Vol. 6, No. 6 Week of June 25, 2001

A $3.017 billion value set for trans-Alaska pipeline system

State Assessment Review Board says state’s adjusted $2.75 billion valuation was based on subjective factors and discards it in favor of unadjusted figure produced by state’s settlement agreement methodology model

Kristen Nelson

PNA Editor-in-Chief

The State Assessment Review Board has set the 2001 assessment of the trans-Alaska pipeline system at $3.017 billion, higher than the Department of Revenue’s assessment of $2.75 billion, the owners valuation of $2.1 billion and the valuation of $2.9 billion proposed by the municipalities (the City of Valdez, the Fairbanks North Star Borough and the North Slope Borough).

The $3.017 billion is the number Revenue’s Tax Division obtained from its own trans-Alaska pipeline system settlement agreement methodology, TSM, model. Appraisals from all three groups involved reconciliation of numbers from TSM model evaluations with other factors.

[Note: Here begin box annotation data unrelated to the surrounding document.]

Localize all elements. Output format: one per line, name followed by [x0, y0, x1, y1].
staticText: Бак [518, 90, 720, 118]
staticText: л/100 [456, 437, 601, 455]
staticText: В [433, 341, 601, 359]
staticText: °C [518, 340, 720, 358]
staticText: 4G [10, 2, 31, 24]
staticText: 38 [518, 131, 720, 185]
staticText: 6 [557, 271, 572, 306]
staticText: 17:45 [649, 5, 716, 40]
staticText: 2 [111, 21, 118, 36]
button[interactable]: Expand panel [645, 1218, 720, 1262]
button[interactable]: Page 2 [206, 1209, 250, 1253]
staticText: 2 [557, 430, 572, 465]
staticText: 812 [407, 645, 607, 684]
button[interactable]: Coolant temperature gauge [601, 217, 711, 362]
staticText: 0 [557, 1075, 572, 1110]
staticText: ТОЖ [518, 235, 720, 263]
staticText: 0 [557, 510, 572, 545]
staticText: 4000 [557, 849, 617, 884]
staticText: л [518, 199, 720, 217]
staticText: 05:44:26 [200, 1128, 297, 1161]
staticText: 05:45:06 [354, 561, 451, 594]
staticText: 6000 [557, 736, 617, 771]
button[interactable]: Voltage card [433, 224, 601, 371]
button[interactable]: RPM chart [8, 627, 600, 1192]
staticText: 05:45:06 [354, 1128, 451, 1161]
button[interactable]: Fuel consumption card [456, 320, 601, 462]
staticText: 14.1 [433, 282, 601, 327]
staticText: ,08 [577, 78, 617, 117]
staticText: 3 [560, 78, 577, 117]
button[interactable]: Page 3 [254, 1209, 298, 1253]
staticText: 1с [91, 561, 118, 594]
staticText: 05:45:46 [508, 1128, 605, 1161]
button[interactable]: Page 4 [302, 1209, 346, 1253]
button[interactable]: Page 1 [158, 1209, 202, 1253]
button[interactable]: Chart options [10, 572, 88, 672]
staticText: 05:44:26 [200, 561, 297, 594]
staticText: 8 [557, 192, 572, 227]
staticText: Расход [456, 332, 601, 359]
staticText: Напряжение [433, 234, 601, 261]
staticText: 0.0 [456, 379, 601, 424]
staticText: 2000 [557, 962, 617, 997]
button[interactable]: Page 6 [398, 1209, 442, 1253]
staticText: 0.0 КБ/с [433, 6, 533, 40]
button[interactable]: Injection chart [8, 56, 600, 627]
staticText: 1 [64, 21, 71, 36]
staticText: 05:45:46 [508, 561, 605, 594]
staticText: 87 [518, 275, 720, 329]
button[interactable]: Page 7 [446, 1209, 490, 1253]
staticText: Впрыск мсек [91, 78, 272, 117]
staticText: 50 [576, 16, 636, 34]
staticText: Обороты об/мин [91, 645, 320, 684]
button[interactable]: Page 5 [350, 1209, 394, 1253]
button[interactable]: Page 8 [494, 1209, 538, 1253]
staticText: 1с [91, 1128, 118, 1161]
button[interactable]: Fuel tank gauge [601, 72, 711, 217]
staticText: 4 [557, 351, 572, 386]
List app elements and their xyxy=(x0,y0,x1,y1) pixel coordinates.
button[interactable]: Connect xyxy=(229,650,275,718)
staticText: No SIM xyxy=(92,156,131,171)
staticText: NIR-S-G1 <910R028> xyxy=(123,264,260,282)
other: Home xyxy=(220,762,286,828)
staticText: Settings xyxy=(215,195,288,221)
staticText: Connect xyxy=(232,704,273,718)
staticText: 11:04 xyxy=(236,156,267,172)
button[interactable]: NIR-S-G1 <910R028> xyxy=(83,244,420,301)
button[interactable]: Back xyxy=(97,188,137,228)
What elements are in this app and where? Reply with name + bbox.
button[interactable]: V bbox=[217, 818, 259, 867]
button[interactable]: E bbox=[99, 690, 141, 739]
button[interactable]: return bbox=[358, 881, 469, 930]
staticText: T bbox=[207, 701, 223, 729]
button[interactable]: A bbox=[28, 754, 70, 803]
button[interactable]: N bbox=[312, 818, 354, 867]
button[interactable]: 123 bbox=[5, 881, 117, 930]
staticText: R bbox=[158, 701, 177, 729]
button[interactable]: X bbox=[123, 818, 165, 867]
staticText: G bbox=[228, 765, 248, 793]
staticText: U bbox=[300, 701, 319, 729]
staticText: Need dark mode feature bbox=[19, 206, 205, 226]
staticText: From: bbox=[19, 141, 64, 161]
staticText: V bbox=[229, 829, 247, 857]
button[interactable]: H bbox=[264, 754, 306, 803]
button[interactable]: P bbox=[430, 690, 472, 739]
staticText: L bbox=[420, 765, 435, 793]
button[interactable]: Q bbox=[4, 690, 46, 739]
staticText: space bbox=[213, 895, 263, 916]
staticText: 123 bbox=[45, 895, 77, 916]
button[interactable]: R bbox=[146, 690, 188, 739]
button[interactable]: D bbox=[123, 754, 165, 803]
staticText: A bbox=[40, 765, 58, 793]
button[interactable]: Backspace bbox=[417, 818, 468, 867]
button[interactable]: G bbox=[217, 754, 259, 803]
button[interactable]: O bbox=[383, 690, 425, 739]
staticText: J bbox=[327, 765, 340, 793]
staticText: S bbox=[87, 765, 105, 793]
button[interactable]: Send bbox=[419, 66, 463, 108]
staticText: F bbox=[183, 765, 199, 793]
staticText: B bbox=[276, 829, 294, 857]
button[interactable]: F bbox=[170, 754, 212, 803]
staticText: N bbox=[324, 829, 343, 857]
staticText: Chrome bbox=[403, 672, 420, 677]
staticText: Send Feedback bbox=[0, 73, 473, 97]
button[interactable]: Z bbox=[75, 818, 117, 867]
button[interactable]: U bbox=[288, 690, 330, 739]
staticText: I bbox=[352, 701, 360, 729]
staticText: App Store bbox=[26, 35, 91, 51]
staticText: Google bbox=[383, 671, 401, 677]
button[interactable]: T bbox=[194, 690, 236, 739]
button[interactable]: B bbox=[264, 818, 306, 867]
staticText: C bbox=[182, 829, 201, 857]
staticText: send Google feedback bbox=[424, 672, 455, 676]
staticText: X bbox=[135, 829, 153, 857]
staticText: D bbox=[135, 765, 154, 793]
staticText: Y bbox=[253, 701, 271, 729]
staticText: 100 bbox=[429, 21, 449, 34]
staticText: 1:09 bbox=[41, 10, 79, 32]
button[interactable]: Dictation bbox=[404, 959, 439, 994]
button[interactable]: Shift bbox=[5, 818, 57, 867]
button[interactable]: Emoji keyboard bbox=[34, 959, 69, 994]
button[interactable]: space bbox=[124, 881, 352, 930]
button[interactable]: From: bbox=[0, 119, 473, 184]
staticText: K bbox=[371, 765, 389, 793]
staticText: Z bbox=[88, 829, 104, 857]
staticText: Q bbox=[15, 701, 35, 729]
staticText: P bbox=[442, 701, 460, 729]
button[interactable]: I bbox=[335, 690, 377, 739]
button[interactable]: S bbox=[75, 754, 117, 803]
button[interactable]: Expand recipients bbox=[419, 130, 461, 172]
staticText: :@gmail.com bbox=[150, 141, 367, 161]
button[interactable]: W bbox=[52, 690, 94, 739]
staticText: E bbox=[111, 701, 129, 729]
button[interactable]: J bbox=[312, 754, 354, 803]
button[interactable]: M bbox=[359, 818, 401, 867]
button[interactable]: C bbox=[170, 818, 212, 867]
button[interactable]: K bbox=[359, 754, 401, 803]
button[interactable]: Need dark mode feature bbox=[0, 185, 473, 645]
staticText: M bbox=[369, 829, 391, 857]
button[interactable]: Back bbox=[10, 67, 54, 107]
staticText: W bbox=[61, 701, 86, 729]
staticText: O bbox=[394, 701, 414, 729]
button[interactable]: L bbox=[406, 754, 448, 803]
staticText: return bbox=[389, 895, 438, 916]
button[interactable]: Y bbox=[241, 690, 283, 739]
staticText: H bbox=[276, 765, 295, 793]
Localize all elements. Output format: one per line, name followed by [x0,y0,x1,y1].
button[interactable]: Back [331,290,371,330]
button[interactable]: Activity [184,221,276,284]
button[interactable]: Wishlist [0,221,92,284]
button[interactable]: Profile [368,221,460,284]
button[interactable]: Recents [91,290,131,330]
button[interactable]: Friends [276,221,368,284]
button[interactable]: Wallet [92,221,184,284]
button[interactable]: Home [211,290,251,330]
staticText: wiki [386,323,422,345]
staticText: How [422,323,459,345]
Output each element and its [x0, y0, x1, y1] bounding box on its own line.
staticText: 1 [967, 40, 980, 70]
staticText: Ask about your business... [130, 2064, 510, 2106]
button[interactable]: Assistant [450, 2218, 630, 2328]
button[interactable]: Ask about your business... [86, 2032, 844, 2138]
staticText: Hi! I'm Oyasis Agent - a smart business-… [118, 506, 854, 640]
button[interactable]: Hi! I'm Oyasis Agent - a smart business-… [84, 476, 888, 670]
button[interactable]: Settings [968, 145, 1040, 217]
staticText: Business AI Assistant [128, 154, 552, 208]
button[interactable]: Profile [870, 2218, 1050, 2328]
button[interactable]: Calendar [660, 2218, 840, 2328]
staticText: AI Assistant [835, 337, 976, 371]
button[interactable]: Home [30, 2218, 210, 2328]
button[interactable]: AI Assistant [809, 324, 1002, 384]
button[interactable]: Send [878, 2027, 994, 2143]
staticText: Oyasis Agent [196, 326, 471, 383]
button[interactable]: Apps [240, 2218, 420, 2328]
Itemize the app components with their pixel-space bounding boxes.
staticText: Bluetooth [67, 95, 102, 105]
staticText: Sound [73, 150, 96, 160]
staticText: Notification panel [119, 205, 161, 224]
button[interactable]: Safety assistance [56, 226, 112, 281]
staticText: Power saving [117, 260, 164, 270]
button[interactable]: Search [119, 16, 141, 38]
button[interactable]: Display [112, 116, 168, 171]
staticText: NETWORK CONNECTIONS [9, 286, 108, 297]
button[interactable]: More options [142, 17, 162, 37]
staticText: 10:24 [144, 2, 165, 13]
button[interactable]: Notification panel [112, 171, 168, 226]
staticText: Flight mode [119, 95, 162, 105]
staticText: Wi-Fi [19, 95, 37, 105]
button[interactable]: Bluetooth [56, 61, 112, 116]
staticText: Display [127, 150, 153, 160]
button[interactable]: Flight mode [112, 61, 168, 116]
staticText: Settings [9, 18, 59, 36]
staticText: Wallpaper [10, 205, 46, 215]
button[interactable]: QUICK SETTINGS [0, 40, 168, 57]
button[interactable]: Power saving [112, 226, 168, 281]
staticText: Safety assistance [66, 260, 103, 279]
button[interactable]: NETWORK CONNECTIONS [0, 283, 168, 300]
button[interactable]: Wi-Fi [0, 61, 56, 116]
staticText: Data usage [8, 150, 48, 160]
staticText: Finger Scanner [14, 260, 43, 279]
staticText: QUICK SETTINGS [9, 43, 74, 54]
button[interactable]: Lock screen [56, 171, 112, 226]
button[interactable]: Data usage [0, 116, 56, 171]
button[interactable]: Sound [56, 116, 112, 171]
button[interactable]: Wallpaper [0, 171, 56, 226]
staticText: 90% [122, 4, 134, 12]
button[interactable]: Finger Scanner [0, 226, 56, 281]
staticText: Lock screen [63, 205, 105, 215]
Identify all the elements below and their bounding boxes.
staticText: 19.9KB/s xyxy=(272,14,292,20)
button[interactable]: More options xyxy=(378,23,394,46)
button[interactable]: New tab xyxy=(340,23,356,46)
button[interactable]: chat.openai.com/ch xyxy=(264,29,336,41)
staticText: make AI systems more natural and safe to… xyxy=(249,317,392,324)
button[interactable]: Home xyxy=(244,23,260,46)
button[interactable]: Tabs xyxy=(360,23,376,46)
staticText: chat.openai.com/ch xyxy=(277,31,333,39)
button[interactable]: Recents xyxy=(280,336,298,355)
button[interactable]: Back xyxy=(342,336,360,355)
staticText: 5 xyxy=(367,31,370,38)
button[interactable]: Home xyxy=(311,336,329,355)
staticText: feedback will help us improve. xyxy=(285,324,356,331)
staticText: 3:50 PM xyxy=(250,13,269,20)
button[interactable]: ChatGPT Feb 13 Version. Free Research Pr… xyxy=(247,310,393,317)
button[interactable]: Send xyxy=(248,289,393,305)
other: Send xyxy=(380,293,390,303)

In the state’s case, it reconciled the $3.017 billion from its TSM model with appraisals done by Tegarden & Associates Inc. for the municipalities and by Shank & Kinnard for the owners to reach the assessment value of $2.75 billion.

The review board said the state’s reconciliation was not justified, and set the assessment at the state’s original number of $3.017 billion.

Board agrees with state’s unadjusted number

The board’s decision, issued May 24, said state statute allows the board to adjust the division’s assessed valuation only if evidence in the record shows the valuation is unequal, excessive, improper or otherwise contrary to standards set out in statute. The board said that after reviewing the record, it concluded that “the evidence clearly shows that reducing the Division’s original valuation of $3.017 billion to $2.75 billion resulted in an assessed value that is improper.”

The board said most of the differences in the parties’ valuations were attributable to capitalization rate, post-TSM tariff rates (the settlement runs only through 2011), future production throughput projections and dismantlement, removal and restoration costs, DR&R. The board said it concluded that the approach to these issues used by the Tax Division was the correct one.

The board said that while the parties attempted to apply other appraisal methods, the income approach, which “projects the future income of the TAPS and then discounts that income stream to its present worth, is the most reliable methodology for calculating the TAPS value.

“Despite the issues raised by the Owners and the Municipalities, the Board concluded that the Division’s TSM model income approach clearly produced the most reliable valuation of the TAPS.”

Board said decreasing valuation doesn’t justify state assessment

In explaining its disagreement with the Tax Division’s reconciliation of its $3.017 billion number to a $2.75 billion assessment, the board said it was concerned that the division “may have unconsciously given too much weight to an expectation that its ‘reconciled’ valuation should follow the graphed line of historically decreasing assessments arrived at through negotiated settlements in recent years.”

The board said the graph line of decreasing assessments “is not an indicator of value that would justify a reduction in the valuation of the TAPS arrived at through the TSM model.”

And, the board said, the division had failed “to clearly articulate what specific indicia of value” within the appraisals by the owners and municipalities had led the division to conclude a lower valuation was appropriate.

State’s production estimates accepted

Future production throughput was an issue and the board said it accepted production projections prepared for the state as “conservative and clearly the most reliable estimates available.” The board said it “gave weight to the consideration that these estimates were prepared by the state for purposes other than property tax assessments, including revenue forecasts and statewide budgeting. It was apparent that the Division made every effort to ensure that these projections were as accurate as possible.”

The board rejected the owners’ arguments that only “proven reserves” should be considered, and said that to so limit future throughput reserves in the property tax assessment would “exclude a large portion of the oil that any reliable projection would include” in future throughput for the trans-Alaska pipeline.